6. Dans les circonstances de l’espèce, il sera fait une juste appréciation du préjudice subi par la requérante, en appliquant l’arrêté, fixant les taux de l’indemnité de sujétions applicable notamment aux AESH, sur la base d’un taux annuel de 1 106 euros, fixé par l’arrêté en vigueur à compter du 1er janvier 2023, sur la base d’une activité de 7 ans et 8 mois, en condamnant l’Etat à lui verser la somme de 8 479 euros, destinée à rétablir l’égalité de traitement.
En ce qui concerne l’indemnisation de son préjudice moral :
7. Mme B… sollicite aussi l’indemnisation de son préjudice moral du fait de l’absence de reconnaissance de son engagement en tant qu’assistante d’éducation et accompagnante d’élèves en situation de handicap exerçant en zone REP ou REP+, et de l’absence de valorisation d’un métier difficile exercé en outre dans une zone difficile, en condamnant l’Etat à lui verser une somme de 9 000 euros à ce titre. L’administration, qui n’a pas défendu, ne conteste pas la réalité du préjudice moral résultant notamment du manque de reconnaissance de l’engagement de la requérante et des difficultés de l’exercice de ce métier. Il sera fait une juste appréciation de ce chef de préjudice, dans les circonstances de l’espèce, en condamnant l’Etat à lui verser la somme de 1 000 euros.

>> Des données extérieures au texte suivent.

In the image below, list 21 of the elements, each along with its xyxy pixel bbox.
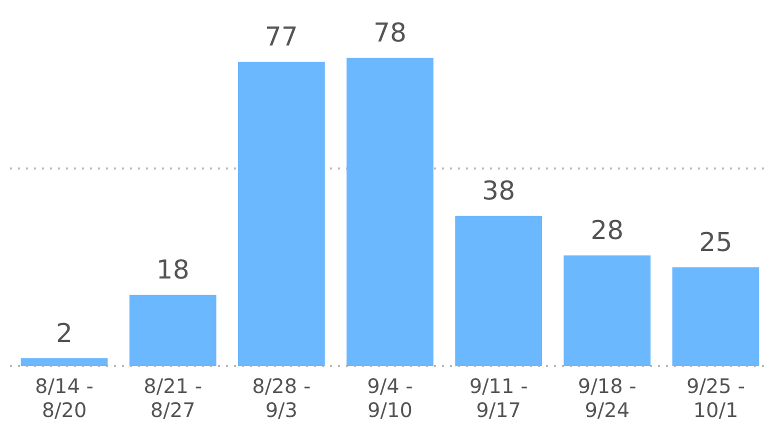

8. Il résulte de tout ce qui précède que Mme B… est fondée à demander la condamnation de l’Etat à lui verser la somme globale de 9 479 euros en réparation de l’ensemble de ses préjudices.
D É C I D E :
Article 1er : L’Etat (ministère de l’éducation nationale) est condamné à verser à Mme B… la somme de 9 479 euros (neuf mille quatre-cent soixante-dix-neuf euros) en réparation de l’ensemble des préjudices subis par cette dernière.
Article 2 : Le surplus des conclusions de la requête est rejeté.
Article 3 : Le présent jugement sera notifié à Mme A… B… et au ministre de l’Éducation nationale.
Copie en sera transmise au recteur de l’académie de Créteil.
Fait à Melun, le 2 juin 2026.
Le président de la 6ème chambre,
S. DEWAILLY
La République mande et ordonne au ministre de l’Éducation nationale en ce qui le concerne ou à tous commissaires de justice à ce requis en ce qui concerne les voies de droit commun contre les parties privées, de pourvoir à l’exécution de la présente décision.